I thought more on this, and considered Sariah, the mother of Nephi. It seems to me that her failing is the thing that is most noted in scripture. Her lack of faith caused her to murmur against God as she feared for her sons’ lives. At first glance, it seems Sariah is only included as a cautionary tale, reminding us that murmuring against God, a lack of faith, and motherly mortal instinct that overrides instruction from God is a grievous sin akin to never being forgiven, as it is recorded in scripture for all to know. And yet…. It really is a story of Atonement. Because in Lehi’s later vision, Sariah partakes of the fruit. This means she was forgiven of her imperfection — and regardless of her past sins, regardless of the choices of her sons, she was forgiven, accepted, and acknowledged by God. In this vision given to Lehi, Sariah is in a position of righteousness, as one who sought and partook of the precious fruit. Her story is not a cautionary tale as much as it is a story of Atonement.

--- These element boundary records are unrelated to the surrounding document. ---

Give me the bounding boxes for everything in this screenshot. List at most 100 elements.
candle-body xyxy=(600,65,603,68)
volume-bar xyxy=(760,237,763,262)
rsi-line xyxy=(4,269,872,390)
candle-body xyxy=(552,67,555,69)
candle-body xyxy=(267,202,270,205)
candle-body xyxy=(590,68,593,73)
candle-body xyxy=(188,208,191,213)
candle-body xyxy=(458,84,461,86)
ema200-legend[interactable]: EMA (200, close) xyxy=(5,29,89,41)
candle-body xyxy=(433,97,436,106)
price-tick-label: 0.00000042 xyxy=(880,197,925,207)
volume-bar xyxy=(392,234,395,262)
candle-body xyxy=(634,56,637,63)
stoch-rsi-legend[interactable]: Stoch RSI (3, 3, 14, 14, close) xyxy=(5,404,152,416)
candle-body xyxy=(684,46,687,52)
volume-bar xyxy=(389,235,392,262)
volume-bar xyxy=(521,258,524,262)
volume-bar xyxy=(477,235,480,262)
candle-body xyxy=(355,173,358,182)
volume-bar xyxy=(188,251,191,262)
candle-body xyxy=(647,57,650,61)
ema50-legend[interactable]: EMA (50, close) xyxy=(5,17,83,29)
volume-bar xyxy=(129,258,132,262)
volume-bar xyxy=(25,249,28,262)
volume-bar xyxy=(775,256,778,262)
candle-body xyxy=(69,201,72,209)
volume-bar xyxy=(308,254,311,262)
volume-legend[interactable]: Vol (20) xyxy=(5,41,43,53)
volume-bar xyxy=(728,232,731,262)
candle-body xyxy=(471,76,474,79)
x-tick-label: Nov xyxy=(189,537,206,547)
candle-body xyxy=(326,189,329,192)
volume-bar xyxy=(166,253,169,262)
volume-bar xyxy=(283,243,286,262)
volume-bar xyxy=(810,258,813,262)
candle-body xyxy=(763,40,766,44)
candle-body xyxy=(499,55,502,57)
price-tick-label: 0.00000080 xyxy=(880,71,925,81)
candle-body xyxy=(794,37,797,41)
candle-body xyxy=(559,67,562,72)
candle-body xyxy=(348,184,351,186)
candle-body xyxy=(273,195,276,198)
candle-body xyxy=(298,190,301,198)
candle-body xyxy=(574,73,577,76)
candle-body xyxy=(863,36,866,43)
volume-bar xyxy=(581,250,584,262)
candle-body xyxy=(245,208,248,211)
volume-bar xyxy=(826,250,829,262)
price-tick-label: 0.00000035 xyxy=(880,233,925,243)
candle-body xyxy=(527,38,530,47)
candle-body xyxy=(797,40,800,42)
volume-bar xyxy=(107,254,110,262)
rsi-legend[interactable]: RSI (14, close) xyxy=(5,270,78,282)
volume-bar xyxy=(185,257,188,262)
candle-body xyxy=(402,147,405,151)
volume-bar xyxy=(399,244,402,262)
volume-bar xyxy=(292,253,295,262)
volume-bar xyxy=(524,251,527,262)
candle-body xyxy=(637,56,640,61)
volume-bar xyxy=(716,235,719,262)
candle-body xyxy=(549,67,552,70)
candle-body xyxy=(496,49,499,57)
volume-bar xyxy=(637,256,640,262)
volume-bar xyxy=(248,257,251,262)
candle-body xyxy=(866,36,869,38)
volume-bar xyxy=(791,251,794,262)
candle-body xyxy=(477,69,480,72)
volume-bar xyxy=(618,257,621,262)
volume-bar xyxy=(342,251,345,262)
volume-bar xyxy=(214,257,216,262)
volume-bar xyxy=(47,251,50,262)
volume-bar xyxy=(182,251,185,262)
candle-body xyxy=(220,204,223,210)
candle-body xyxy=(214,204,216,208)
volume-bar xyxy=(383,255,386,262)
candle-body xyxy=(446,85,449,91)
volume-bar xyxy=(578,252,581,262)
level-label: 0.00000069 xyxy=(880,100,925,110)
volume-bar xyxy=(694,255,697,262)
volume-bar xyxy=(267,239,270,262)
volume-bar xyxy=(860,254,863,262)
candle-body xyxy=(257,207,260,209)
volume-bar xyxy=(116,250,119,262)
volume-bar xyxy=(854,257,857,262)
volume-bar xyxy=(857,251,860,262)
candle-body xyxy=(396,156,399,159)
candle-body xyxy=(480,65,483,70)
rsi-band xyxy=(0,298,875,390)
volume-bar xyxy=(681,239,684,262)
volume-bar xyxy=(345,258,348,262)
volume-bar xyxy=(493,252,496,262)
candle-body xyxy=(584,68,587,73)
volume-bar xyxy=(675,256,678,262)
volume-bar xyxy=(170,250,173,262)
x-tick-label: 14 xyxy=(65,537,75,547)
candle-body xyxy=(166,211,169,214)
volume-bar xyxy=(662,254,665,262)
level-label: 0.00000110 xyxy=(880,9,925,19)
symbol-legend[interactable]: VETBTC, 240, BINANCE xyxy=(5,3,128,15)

As I pondered on the lives of these women, I read the scriptural section of this month’s message. In this section, this scripture stood out the most was this:
Alma 17:11; And the Lord said unto them also: Go forth among the Lamanites, thy brethren, and establish my word; yet ye shall be patient in long-suffering and afflictions, that ye may show forth good examples unto them in me, and I will make an instrument of thee in my hands unto the salvation of many souls.
Patient and long-suffering struck me, because for me, it applies to my imperfections. I need to be patient with myself as I develop and grow in the spirit and otherwise.
Though I felt better about the message in applying this ideas—I was still troubled. After all, I am a visiting teacher—how do I teach this? How do I encourage the women I visit teach to seek to follow the example of Christ, without coming across as impersonal—or worse, judgmental?
Chieko to the rescue!
“I’m not going to tell you to read the scriptures, fast and pray, keep the commandments, attend the temple, and attend your meetings as ways of coming to know Christ. We all know that those things are important. All of them will improve and strengthen our relationship with the Savior, but they are not the relationship itself, and sometimes we forget that. The relationship I am talking about is a sense of presence, a scense of companionship, a sense of closeness. It’s a relationship not with an idea or a historical image but with a living individual. When we have the feeling of the Savior as a real person, there’s a new awareness of what it means to take His name upon us, almost in being clothed in His name, of seeing with His eyes and of feeling His work being done with our hands.”
– Chieko Okazaki, Aloha! 1995, p67.
In this spirit, I found freedom, enlightenment and encouragement. In this, the message for me turned. It was no longer telling me that I needed to be perfect and I needed to tell the women I visit teach to follow an impossibly perfect example. It was telling me that all I need to do, and what I aim to teach—is that when we forge a personal relationship with Christ, then He can direct us to do His work. It is not about me being perfect. It is about me being willing to do Christ’s work in my mortal, imperfect, forgivable state. It means I need to try. And it is more than okay if I am not perfect.
So I offer no challenge or resolution for you at the start of 2014. Instead, I invite you to open yourself to Christ, in the singular way that you, and only you can. That is all; and that is perfection.
Do you have any spiritual goals for 2014?
One Response
You said exactly what I didn’t know I was looking for! Thanks!